Global markets shuddered on Monday after Greece closed its banks amid fears that the country was headed toward default.

Stocks slumped modestly on Wall Street, after markets in Europe were buffeted by worries that the Greek debt crisis would prove contagious and Chinese investors endured another topsy-turvy session.

By early afternoon in New York, the Dow Jones industrial average was down 1.1 percent, the Standard & Poor’s 500 was down 1.4 percent, and the Nasdaq average had fallen 1.2 percent.

The Euro Stoxx 50 index, comprising the eurozone’s big blue chip companies, closed 4.2 percent lower, after being down about 5 percent at the opening. The FTSE 100 index in London fell 2 percent.

In Greece, banks and markets will be closed for the week, after Prime Minister Alexis Tsipras interrupted last-ditch debt negotiations early Saturday with the announcement that he was calling a referendum for July 5 on whether to accept the tough terms offered by international creditors.

Investors have been concerned by the probability that Athens will be unable to meet a 1.6 billion euro, or roughly $1.8 billion, loan repayment to the International Monetary Fund that is due on Tuesday, with uncertain consequences for Greece’s future in the eurozone and even in the European Union.

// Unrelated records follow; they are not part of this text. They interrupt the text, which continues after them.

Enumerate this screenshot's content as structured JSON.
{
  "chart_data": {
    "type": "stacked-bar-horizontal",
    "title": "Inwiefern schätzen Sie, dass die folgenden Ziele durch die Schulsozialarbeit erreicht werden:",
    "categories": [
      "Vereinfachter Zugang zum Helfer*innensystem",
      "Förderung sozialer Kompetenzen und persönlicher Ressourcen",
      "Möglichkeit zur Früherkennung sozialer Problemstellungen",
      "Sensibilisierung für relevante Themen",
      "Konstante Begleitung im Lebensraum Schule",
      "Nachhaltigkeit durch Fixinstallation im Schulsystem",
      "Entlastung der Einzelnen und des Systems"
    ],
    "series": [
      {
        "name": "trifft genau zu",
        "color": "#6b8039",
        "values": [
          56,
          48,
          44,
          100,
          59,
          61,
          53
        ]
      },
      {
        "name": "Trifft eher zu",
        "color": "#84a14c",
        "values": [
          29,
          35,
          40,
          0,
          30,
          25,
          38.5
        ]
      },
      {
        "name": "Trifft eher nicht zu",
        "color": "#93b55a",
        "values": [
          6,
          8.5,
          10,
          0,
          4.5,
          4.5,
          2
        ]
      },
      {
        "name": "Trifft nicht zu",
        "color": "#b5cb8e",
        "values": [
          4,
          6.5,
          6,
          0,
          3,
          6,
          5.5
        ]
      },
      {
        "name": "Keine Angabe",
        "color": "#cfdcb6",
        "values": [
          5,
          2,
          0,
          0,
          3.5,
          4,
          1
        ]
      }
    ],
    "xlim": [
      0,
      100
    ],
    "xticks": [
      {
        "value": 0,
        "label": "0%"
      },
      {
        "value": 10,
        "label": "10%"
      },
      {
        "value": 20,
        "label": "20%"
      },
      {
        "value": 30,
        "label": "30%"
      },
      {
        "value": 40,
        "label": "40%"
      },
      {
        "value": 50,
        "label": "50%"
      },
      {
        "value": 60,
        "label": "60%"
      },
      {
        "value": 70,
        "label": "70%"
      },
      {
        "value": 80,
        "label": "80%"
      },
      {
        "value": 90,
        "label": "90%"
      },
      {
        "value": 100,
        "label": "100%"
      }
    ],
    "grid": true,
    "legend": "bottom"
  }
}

If Greece fails to make payment, Mr. Weinberg said, the country could be declared either in arrears or in default, with such a determination taking several days. If Greece is declared in default, “a clock starts for creditors to deal with it, and just the existence of that uncertainty will be a cloud over the market, because we won’t know for a while,” he said.

“And when the big money starts to reposition itself, that’s when we’ll see the big moves,” he added.